3 利用clip实现zero-shot分类

传统的视觉模型需要在新的数据集上进行微调，而clip可以直接实现zero-shot的图像分类，即不需要任何训练数据，就能在某个具体下游任务上实现分类。

操作步骤：

根据任务的分类标签构建每个类别的描述文本：A photo of {label}，然后将这些文本送入Text Encoder得到对应的文本特征，如果类别数目为N，那么将得到N个文本特征；
将要预测的图像送入Image Encoder得到图像特征，然后与N个文本特征计算缩放的余弦相似度（和训练过程一致），选择相似度最大的文本对应的类别作为图像分类预测结果，进一步地，可以将这些相似度看成logits，送入softmax后可以到每个类别的预测概率。

# 首先生成每个类别的文本描述
labels = ["dog", "cat", "bird", "person", "mushroom", "cup"]
text_descriptions = [f"A photo of a {label}" for label in labels]
text_tokens = clip.tokenize(text_descriptions).cuda()

# 提取文本特征
with torch.no_grad():
    text_features = model.encode_text(text_tokens).float()
    text_features /= text_features.norm(dim=-1, keepdim=True)

# 读取图像
original_images = []
images = []
texts = []

for label in labels:
    image_file = os.path.join("images", label+".jpg")
    name = os.path.basename(image_file).split('.')[0]

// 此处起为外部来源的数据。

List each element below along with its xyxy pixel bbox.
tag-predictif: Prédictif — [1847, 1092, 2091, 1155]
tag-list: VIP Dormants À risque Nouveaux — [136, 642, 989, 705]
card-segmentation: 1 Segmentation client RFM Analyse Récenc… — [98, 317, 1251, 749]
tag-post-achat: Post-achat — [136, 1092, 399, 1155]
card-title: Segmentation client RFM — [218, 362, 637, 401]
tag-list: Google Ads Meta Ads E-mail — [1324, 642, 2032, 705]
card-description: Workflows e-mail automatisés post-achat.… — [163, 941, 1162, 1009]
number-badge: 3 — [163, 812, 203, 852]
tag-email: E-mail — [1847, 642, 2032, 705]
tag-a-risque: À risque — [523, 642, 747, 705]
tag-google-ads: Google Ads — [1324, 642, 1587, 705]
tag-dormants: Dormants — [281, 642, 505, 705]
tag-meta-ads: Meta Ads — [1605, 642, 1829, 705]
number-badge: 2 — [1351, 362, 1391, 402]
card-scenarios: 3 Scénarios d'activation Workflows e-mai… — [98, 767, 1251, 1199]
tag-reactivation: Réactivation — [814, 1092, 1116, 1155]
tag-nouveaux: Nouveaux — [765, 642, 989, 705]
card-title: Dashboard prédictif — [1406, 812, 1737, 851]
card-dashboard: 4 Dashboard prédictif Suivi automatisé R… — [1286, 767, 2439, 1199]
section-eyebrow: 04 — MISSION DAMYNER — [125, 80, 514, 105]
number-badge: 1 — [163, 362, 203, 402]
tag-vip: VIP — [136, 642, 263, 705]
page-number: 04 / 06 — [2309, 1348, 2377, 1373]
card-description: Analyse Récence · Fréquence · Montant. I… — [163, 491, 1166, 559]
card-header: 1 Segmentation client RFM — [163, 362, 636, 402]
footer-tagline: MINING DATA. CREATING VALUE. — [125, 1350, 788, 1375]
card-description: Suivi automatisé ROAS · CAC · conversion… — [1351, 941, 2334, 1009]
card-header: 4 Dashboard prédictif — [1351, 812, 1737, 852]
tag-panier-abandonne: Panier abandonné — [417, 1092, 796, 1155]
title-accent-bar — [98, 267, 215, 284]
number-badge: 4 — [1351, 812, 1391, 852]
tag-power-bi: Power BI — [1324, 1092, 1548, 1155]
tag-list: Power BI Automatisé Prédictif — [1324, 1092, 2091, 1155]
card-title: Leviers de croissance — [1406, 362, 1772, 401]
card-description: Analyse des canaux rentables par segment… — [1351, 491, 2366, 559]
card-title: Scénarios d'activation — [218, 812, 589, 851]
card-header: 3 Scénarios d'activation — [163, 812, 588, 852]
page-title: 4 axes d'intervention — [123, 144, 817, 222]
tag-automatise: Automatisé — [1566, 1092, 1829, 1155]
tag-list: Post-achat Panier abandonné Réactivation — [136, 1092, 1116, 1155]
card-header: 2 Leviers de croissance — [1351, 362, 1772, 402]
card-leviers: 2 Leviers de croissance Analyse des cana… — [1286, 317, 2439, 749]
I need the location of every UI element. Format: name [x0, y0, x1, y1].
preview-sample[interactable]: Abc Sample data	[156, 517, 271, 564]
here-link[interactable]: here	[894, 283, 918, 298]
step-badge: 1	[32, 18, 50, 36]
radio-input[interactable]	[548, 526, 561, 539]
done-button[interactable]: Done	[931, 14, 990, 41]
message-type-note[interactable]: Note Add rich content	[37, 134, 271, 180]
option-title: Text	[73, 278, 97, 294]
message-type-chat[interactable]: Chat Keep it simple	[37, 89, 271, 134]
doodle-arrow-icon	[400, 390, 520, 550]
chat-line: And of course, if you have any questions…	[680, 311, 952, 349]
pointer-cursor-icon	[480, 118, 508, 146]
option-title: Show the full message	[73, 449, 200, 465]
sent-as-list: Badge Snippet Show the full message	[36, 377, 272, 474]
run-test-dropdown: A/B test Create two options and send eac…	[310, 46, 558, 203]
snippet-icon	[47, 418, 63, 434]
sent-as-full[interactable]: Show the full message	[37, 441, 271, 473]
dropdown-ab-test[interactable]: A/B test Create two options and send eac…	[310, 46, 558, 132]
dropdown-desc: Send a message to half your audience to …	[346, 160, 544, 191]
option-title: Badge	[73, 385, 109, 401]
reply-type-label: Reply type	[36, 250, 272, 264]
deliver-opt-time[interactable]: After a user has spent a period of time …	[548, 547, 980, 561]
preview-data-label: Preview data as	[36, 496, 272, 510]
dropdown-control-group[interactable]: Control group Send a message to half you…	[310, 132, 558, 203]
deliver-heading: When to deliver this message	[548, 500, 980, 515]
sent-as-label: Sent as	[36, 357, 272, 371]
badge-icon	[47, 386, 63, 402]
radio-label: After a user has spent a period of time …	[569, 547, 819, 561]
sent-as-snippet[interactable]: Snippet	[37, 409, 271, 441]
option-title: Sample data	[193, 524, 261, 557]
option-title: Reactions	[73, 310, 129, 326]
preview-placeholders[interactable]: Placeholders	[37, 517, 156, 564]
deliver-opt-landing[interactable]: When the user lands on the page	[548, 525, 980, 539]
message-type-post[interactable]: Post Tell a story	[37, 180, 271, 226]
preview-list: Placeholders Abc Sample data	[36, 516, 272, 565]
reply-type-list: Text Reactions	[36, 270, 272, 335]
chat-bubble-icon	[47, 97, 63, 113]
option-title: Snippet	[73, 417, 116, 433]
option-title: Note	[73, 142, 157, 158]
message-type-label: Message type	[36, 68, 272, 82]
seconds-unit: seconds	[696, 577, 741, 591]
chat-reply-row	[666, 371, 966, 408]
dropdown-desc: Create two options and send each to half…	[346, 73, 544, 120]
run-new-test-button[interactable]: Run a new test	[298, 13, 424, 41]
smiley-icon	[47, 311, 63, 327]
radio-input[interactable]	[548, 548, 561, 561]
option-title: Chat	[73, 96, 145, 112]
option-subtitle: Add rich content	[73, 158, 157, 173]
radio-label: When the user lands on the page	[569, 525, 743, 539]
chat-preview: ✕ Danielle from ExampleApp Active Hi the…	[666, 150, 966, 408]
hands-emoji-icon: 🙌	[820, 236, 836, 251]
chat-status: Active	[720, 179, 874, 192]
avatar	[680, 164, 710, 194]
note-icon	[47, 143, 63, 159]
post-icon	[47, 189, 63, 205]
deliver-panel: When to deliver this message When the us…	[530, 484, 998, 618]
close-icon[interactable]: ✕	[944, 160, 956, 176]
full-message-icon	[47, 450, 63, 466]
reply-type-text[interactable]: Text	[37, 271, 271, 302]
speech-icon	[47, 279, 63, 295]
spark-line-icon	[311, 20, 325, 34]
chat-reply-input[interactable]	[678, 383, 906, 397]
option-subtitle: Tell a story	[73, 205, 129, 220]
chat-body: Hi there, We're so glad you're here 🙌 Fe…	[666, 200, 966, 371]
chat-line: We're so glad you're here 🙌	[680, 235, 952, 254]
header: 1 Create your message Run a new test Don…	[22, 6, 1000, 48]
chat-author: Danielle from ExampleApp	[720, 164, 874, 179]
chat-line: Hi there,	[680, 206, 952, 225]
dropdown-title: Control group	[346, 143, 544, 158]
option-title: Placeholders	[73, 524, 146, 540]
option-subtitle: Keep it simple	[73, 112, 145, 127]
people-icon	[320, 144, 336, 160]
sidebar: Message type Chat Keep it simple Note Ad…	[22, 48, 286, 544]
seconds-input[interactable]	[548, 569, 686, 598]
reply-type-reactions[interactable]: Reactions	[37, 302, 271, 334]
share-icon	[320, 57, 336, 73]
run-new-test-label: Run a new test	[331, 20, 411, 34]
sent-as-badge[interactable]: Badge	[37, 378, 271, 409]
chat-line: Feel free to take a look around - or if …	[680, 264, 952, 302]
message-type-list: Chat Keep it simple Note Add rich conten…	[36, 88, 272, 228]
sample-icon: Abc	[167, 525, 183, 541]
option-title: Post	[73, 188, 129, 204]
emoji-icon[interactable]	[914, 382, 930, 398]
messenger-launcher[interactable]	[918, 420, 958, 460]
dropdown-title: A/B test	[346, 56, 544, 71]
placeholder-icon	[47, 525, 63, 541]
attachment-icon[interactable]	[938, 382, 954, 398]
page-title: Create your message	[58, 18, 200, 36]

    image = Image.open(image_file).convert("RGB")
    original_images.append(image)
    images.append(preprocess(image))
    texts.append(name)

image_input = torch.tensor(np.stack(images)).cuda()

# 提取图像特征  
with torch.no_grad():
    image_features = model.encode_image(image_input).float()
    image_features /= image_features.norm(dim=-1, keepdim=True)

# 计算余弦相似度（未缩放）
similarity = text_features.cpu().numpy() @ image_features.cpu().numpy().T
# 注意这里要对相似度进行缩放，余弦相似度范围是0-1，不太适合直接作为交叉熵的logits，因为一般logits都是没有上限的，这样区分度会更好一些。所以模型训练增加了一个可训练的温度参数来放大
logit_scale = np.exp(model.logit_scale.data.item())
text_probs = (logit_scale * image_features @ text_features.T).softmax(dim=-1)
top_probs, top_labels = text_probs.cpu().topk(5, dim=-1)

import numpy as np
import torch
import clip
from PIL import Image


device = "cuda" if torch.cuda.is_available() else "cpu"
model, preprocess = clip.load("ViT-B/32", device=device)

image = preprocess(Image.open("./run.jpeg")).unsqueeze(0).to(device)
text = clip.tokenize(["plane", "dog", "human", "runner"]).to(device)

with torch.no_grad():
    image_features = model.encode_image(image)
    text_features = model.encode_text(text)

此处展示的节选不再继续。